Les projets d’histoire orale pilotés par les Inuits n’excluent pas les possibilités de documenter des aspects des histoires mentionnées ci-dessus (récits de vie, histoire locale, histoire familiale, histoire relationnelle), mais paraissent répondre à des préoccupations beaucoup plus sociétales, qui tendent selon nous à l’empowerment et à la nécessité d’entretenir et de développer leur mémoire sociale. Dans le contexte des changements culturels, socio-économiques et politiques rapides qui ont transformé leur société et qui se poursuivent à l’heure actuelle, les Inuits visent simplement et avant tout, au moyen de l’histoire orale, comme avec d’autres moyens, à sauvegarder leur langue et leur culture, à faire leur histoire selon leurs propres perspectives, et à repositionner et reconfigurer leur mémoire sociale dans le contexte contemporain.
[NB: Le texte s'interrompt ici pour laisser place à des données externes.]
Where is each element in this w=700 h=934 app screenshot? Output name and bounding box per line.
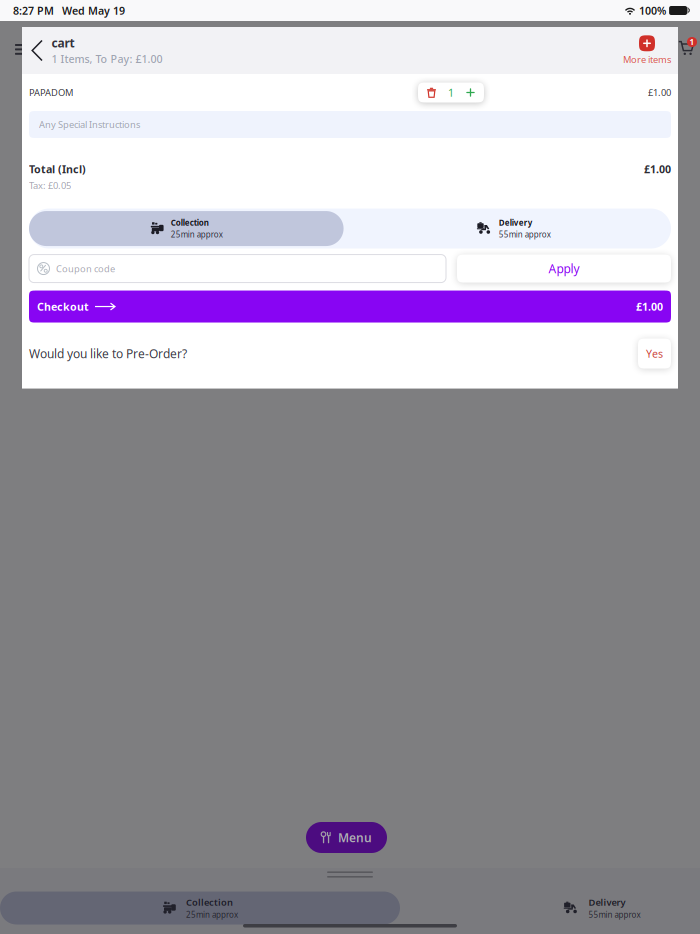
button[interactable]: More items (623, 27, 678, 74)
staticText: £1.00 (636, 300, 663, 314)
staticText: £1.00 (644, 162, 671, 176)
button[interactable]: Back (22, 27, 52, 74)
staticText: 100% (639, 3, 666, 18)
button[interactable]: Delivery (402, 892, 700, 924)
button[interactable]: Yes (638, 339, 671, 369)
button[interactable]: Menu (306, 822, 387, 853)
staticText: More items (623, 53, 671, 66)
staticText: Apply (548, 261, 580, 276)
staticText: Collection (171, 217, 209, 228)
staticText: 1 (448, 85, 454, 100)
button[interactable]: Open menu (15, 44, 27, 55)
staticText: Coupon code (56, 262, 115, 275)
staticText: cart (52, 35, 74, 51)
staticText: Delivery (588, 896, 626, 908)
staticText: Any Special Instructions (39, 118, 140, 131)
staticText: Total (Incl) (29, 162, 86, 176)
staticText: Checkout (37, 300, 89, 314)
button[interactable]: Delivery (356, 211, 671, 246)
staticText: Wed May 19 (62, 3, 125, 18)
staticText: Menu (338, 830, 372, 845)
button[interactable]: Apply (457, 255, 671, 283)
button[interactable]: Remove item (422, 84, 441, 102)
staticText: Delivery (499, 217, 533, 228)
staticText: Yes (646, 346, 663, 361)
button[interactable]: Checkout (29, 291, 671, 323)
staticText: Collection (186, 896, 233, 908)
staticText: PAPADOM (29, 86, 73, 99)
staticText: 8:27 PM (13, 3, 54, 18)
staticText: 25min approx (171, 229, 223, 240)
staticText: Would you like to Pre-Order? (29, 346, 187, 362)
button[interactable]: Collection (29, 211, 344, 246)
staticText: £1.00 (648, 86, 671, 99)
button[interactable]: Collection (0, 892, 400, 924)
staticText: 55min approx (499, 229, 551, 240)
button[interactable]: Add one (461, 84, 480, 102)
staticText: Tax: £0.05 (29, 179, 71, 192)
staticText: 1 Items, To Pay: £1.00 (52, 52, 162, 66)
staticText: 1 (690, 37, 694, 47)
staticText: 25min approx (186, 909, 238, 920)
staticText: 55min approx (588, 909, 640, 920)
Comme en témoigne bien un document produit très récemment (Nunavut Social Development Council, 2001), il s’agit même d’aller jusqu’à faire de l’Inuit Qauji-majatuqangit (des « savoirs anciens des Inuits » et de « l’individualité profonde de leur culture dans tous ses aspects » [ibid. : 78-79]), le fondement et la clé du développement futur de la vie sociale et culturelle des Inuits.
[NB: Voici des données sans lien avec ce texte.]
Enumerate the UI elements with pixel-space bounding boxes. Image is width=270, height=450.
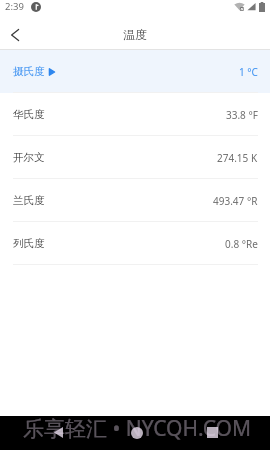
button[interactable]: 兰氏度 [0,179,270,222]
button[interactable]: 列氏度 [0,222,270,265]
staticText: 2:39 [5,0,24,13]
button[interactable]: 开尔文 [0,136,270,179]
staticText: 温度 [123,27,147,42]
button[interactable]: 华氏度 [0,93,270,136]
staticText: 列氏度 [13,237,45,250]
button[interactable]: Home [124,420,150,446]
staticText: 493.47 °R [213,194,258,208]
button[interactable]: Back [3,23,26,46]
staticText: 33.8 °F [226,108,258,122]
staticText: 274.15 K [217,151,258,165]
staticText: 1 °C [239,65,258,79]
staticText: 乐享轻汇 • NYCQH.COM [23,414,251,443]
staticText: 0.8 °Re [225,237,258,251]
button[interactable]: Recents [199,419,225,445]
staticText: 摄氏度 [13,65,45,78]
staticText: 华氏度 [13,108,45,121]
button[interactable]: Back [45,419,72,446]
staticText: 兰氏度 [13,194,45,207]
button[interactable]: 摄氏度 [0,50,270,93]
staticText: 开尔文 [13,151,45,164]
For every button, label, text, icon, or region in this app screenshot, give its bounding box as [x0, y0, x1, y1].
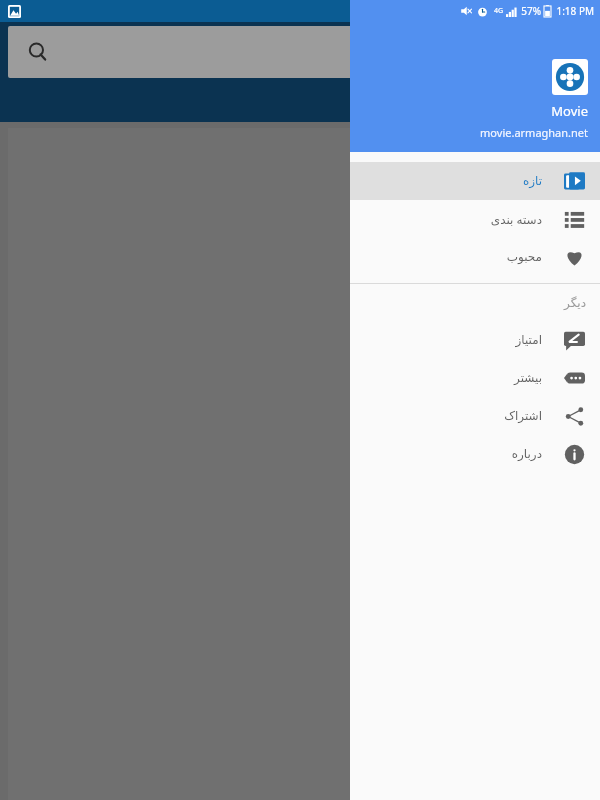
staticText: دیگر: [564, 296, 586, 310]
staticText: movie.armaghan.net: [480, 125, 588, 140]
other: New: [564, 171, 585, 192]
button[interactable]: Search: [8, 26, 592, 78]
staticText: تازه: [522, 174, 542, 188]
button[interactable]: درباره: [350, 435, 600, 473]
button[interactable]: تازه: [350, 162, 600, 200]
button[interactable]: امتیاز: [350, 321, 600, 359]
staticText: درباره: [511, 447, 542, 461]
other: More: [564, 368, 585, 389]
button[interactable]: بیشتر: [350, 359, 600, 397]
other: Rate: [564, 330, 585, 351]
staticText: اشتراک: [504, 409, 542, 423]
button[interactable]: Movie: [350, 0, 600, 152]
staticText: محبوب: [506, 250, 542, 264]
other: Favorites: [564, 247, 585, 268]
other: About: [564, 444, 585, 465]
staticText: 4G: [493, 6, 503, 16]
staticText: بیشتر: [514, 371, 542, 385]
button[interactable]: دسته بندی: [350, 200, 600, 238]
other: Share: [564, 406, 585, 427]
other: Categories: [564, 209, 585, 230]
staticText: Movie: [551, 102, 588, 120]
other: Search: [28, 42, 48, 62]
staticText: تازه: [545, 97, 563, 110]
button[interactable]: محبوب: [350, 238, 600, 276]
staticText: 57%: [521, 4, 541, 18]
staticText: 1:18 PM: [556, 4, 594, 18]
staticText: امتیاز: [515, 333, 542, 347]
button[interactable]: اشتراک: [350, 397, 600, 435]
staticText: دسته بندی: [490, 211, 542, 227]
button[interactable]: تازه: [520, 89, 588, 120]
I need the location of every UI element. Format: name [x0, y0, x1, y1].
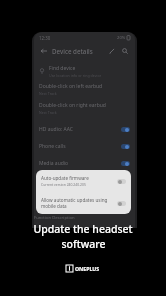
- button[interactable]: Edit: [107, 46, 117, 56]
- staticText: Media audio: [39, 160, 69, 167]
- staticText: Device details: [52, 47, 93, 55]
- button[interactable]: Double-click on right earbud: [34, 99, 135, 118]
- staticText: Function Description: [34, 215, 75, 221]
- staticText: Allow automatic updates using mobile dat…: [41, 197, 114, 209]
- button[interactable]: Auto-update firmware: [36, 170, 131, 192]
- staticText: Auto-update firmware: [41, 175, 89, 181]
- staticText: Update the headset: [33, 222, 133, 236]
- button[interactable]: Allow automatic updates using mobile dat…: [36, 192, 131, 214]
- staticText: Current version 240.240.205: [41, 182, 86, 187]
- staticText: 20%: [117, 35, 126, 41]
- button[interactable]: Back: [39, 46, 49, 56]
- staticText: Double-click on right earbud: [39, 102, 106, 109]
- staticText: ONEPLUS: [75, 265, 100, 272]
- staticText: Contact sharing: [39, 177, 77, 184]
- staticText: Find device: [49, 65, 76, 72]
- staticText: Next Track: [39, 91, 57, 96]
- staticText: 12:30: [39, 35, 51, 41]
- button[interactable]: Search: [120, 46, 130, 56]
- staticText: Use location info or ring device: [49, 73, 102, 78]
- staticText: Phone calls: [39, 143, 66, 150]
- button[interactable]: Double-click on left earbud: [34, 80, 135, 99]
- staticText: HD audio: AAC: [39, 126, 74, 133]
- button[interactable]: Contact sharing: [34, 172, 135, 189]
- button[interactable]: Find device: [34, 62, 135, 80]
- staticText: Double-click on left earbud: [39, 83, 103, 90]
- staticText: Next Track: [39, 110, 57, 115]
- button[interactable]: HD audio: AAC: [34, 121, 135, 138]
- button[interactable]: Phone calls: [34, 138, 135, 155]
- button[interactable]: Media audio: [34, 155, 135, 172]
- staticText: software: [61, 237, 106, 251]
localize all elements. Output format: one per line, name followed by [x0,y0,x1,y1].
Nous espérons être parvenu à montrer par ce survol : a) que les recherches ethnohistoriques sur les Inuits du Nunavut sont bien plus complexes que certains ne le laissent entendre et sont en pleine évolution ; b) que l’approche appelée « histoire orale » recouvre elle-même bien des réalités et est en voie d’occuper une place grandissante dans la recherche ethnohistorique ; c) que cette approche n’est pas, du moins pour les Inuits, une fin en soi, mais plutôt un moyen d’activer et de développer leur mémoire sociale dans le contexte contemporain et futur ; d) qu’il y a lieu de douter de la possibilité d’arriver un jour à juxtaposer ou combiner toutes ces approches ethnohistoriques en une seule, comme le suggèrent Damas à la fin de son article (ibid. : 172) et bien d’autres spécialistes.

Mais c’est là, dans ce dernier cas, un sujet complexe qui devra faire l’objet de questionnements plus poussés dans le futur.